Б. выступает как решительный противник карамзинистской эстетики. В 1805 он декларирует свою позицию в памфлете «Происшествие в царстве теней, или Судьбина российского языка» (впервые опубл. в ст.: Лотман Ю. М., Успенский Б. А. Споры о яз. в нач. XIX в. как факт рус. культуры. — Учен. зап. Тарт. ун-та, 1975, № 358), который становится полемическим ответом П. И. Макарову — автору критического разбора «Рассуждения о старом и новом слоге российского языка» А. С. Шишкова. Далекий от Шишкова, Б. тем не менее воспринимается карамзинистами как типичный «архаист». Эпиграмма П. А. Вяземского закрепляет за Б. репутацию малопонятного, «темного» и «дикого» поэта: «Нет спора, что Бибрис богов языком пел, Из смертных бо никто его не разумел». Как и Вяземский, сатирически обыгрывает пристрастие Б. к вину К. Н. Батюшков: «Как трудно Бибрису со славою ужиться! Он пьет, чтобы писать, и пишет, чтоб напиться» («Бибрис» от лат. «bibere» — пить). С другой стороны, современники делят оды на «ломоносовские, державинские и бобровские» (см.: Левитский И. М. Курс рос. словесности. СПб., 1812, ч. 2, с. 89); Г. Р. Державин видит в Б. своего ученика; путем Б. пытается идти С. А. Ширинский-Шихматов. В 1820-х гг. интерес к творчеству Б. возникает в кругу младоархаистов (А. С. Грибоедов, В. К. Кюхельбекер). Исследователи отмечают несомненную связь вступления к «Медному всаднику» А. С. Пушкина со стихотворениями Б. «Установление нового Адмиралтейства» (1797) и «Торжественный день столетия» (1803?). Внимание Пушкина к поэзии Б. усиливается в годы его разрыва с карамзинистами. Как поэт Б. стоит у истоков той традиции, которая через кружок С. Е. Раича и любомудров ведет к философской лирике Ф. И. Тютчева.

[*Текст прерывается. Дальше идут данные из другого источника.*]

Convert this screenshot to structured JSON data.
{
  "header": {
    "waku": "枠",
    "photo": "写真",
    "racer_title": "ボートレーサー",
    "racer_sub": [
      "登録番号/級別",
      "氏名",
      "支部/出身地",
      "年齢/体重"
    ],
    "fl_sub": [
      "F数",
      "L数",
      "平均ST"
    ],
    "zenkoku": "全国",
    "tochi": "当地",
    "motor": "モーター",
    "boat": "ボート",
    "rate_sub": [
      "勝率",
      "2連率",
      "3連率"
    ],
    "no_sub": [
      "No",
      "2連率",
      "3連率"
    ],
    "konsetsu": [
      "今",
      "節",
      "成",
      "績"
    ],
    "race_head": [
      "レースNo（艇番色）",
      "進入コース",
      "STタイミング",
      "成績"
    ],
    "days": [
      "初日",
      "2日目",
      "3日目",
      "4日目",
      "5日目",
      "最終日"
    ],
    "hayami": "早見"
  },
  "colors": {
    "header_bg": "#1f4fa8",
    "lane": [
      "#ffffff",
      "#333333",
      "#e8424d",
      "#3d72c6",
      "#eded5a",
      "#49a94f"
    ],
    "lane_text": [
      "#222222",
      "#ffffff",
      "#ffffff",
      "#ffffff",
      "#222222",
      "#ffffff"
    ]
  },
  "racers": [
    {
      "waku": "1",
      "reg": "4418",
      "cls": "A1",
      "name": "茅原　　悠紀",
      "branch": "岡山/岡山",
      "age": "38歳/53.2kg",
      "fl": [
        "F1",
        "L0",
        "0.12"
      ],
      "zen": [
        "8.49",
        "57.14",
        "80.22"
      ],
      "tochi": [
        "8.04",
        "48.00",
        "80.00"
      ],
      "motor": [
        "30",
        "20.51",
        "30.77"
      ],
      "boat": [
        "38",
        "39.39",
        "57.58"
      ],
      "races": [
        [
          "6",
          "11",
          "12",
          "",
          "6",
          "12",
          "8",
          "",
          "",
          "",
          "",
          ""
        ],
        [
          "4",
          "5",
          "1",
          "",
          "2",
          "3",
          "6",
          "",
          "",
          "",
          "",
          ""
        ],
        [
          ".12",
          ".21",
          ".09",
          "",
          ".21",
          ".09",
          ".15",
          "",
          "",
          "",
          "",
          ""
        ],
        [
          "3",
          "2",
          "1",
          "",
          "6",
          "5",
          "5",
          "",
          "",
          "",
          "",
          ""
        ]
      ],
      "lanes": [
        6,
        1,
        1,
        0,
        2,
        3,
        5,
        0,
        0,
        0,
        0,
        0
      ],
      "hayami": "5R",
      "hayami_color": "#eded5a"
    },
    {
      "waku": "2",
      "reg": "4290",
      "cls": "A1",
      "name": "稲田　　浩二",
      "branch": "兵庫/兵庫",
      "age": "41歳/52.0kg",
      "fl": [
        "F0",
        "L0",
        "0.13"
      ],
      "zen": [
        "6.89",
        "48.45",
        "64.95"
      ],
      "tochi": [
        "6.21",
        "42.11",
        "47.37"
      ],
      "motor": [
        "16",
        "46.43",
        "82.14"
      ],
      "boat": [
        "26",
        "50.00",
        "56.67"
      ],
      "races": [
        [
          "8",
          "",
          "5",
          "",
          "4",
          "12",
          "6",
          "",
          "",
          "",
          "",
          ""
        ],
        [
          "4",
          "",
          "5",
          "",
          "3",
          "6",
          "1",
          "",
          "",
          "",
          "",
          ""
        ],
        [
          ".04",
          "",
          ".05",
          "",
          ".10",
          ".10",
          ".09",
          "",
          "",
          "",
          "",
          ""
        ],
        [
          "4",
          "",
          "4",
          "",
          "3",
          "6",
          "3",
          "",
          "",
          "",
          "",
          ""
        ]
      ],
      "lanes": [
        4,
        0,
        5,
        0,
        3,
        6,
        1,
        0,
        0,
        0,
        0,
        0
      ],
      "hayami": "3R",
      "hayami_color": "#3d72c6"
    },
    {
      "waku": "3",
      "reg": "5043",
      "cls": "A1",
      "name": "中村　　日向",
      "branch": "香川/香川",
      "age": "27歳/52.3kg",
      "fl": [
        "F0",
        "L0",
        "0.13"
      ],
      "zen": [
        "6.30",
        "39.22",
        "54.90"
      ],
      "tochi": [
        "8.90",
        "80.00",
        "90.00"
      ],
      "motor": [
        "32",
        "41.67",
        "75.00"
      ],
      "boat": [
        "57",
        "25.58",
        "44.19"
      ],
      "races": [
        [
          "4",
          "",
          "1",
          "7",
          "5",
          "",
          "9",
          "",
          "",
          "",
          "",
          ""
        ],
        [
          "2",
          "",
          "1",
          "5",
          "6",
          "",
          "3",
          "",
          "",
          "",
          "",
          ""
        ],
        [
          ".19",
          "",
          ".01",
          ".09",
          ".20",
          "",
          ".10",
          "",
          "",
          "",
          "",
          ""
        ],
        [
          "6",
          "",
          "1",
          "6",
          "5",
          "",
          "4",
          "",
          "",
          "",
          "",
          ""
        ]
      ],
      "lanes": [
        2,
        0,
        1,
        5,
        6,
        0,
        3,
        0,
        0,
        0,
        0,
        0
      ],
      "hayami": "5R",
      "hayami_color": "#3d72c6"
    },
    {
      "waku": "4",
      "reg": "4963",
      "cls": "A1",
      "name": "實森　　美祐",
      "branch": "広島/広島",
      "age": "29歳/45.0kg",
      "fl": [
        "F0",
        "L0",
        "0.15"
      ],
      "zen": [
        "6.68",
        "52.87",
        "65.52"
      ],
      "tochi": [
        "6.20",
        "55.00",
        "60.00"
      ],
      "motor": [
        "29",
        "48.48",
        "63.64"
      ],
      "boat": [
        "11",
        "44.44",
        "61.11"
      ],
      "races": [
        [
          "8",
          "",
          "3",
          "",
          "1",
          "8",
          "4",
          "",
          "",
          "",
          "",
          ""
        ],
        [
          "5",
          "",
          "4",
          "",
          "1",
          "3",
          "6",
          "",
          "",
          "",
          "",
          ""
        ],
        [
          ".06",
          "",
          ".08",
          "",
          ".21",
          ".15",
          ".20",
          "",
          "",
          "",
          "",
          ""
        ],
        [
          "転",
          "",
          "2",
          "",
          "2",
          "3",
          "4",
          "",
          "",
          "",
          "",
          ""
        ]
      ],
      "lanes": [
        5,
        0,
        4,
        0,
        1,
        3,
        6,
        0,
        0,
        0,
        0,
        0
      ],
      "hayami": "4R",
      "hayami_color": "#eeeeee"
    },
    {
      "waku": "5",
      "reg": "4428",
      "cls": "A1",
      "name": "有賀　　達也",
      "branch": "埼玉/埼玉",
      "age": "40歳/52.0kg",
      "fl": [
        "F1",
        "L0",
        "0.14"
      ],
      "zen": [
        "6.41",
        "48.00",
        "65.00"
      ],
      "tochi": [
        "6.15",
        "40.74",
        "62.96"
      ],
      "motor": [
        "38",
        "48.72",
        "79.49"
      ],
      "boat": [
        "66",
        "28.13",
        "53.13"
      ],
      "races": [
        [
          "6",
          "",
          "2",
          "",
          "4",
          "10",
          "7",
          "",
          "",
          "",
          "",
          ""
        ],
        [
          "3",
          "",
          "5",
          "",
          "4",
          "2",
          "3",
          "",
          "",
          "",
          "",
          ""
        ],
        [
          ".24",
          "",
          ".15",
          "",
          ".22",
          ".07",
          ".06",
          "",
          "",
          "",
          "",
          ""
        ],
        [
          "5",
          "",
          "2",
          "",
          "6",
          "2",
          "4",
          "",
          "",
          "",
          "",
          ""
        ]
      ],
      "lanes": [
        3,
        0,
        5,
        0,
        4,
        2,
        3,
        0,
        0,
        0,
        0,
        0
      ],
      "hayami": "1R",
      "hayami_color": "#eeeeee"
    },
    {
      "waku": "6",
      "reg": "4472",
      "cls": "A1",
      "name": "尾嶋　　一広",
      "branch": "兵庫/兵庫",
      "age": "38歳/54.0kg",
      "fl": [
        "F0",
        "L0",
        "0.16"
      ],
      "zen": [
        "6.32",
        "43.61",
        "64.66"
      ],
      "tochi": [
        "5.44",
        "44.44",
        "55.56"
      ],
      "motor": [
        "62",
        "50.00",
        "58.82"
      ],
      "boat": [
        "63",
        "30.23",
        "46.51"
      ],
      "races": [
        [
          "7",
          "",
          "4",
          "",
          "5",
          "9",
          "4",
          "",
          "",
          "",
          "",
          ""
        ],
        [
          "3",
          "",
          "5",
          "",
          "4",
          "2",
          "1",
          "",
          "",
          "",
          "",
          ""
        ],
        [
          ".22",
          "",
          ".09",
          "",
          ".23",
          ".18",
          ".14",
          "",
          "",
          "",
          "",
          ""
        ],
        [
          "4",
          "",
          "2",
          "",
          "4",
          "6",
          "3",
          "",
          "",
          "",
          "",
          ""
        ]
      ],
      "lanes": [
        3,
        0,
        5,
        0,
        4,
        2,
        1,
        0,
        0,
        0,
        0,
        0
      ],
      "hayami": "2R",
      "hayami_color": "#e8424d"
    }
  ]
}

Лит.: П. И. [Икосов П.]. [Некролог]. — Друг юношества, 1810, № 5; С. С. [Некролог]. — Вестн. Европы, 1810, № 11; Саитов В. И. С. С. Бобров. — В кн.: Батюшков К. Н. Соч. СПб., 1885, т. 2; Брайловский С. С. С. Бобров. — Изв. ист.-филол. ин-та кн. Безбородко в Нежине, 1895, т. 15; Венгеров. Словарь, т. 4 (1895); Розанов И. Н. Рус. лирика. М., 1914; Альтшуллер М. Г. С. С. Бобров и рус. поэзия кон. XVIII — нач. XIX в. — В кн.: XVIII век. М.; Л., 1964, сб. 6; Заборов П. Р. «Ночные размышления» Юнга в ранних рус. пер. — Там же; Левин Ю. Д. Англ. поэзия и лит. рус. сентиментализма. — В кн.: От классицизма к романтизму. Л., 1970; Лотман Ю. М. С. С. Бобров. — В кн.: Поэты 1790—1810-х годов. Л., 1971; Зайонц Л. О. 1) Э. Юнг в поэтическом мире С. Боброва. — Учен. зап. Тарт. ун-та, 1985, № 645; 2) «Маска» Бибруса. — Там же, 1986, № 683.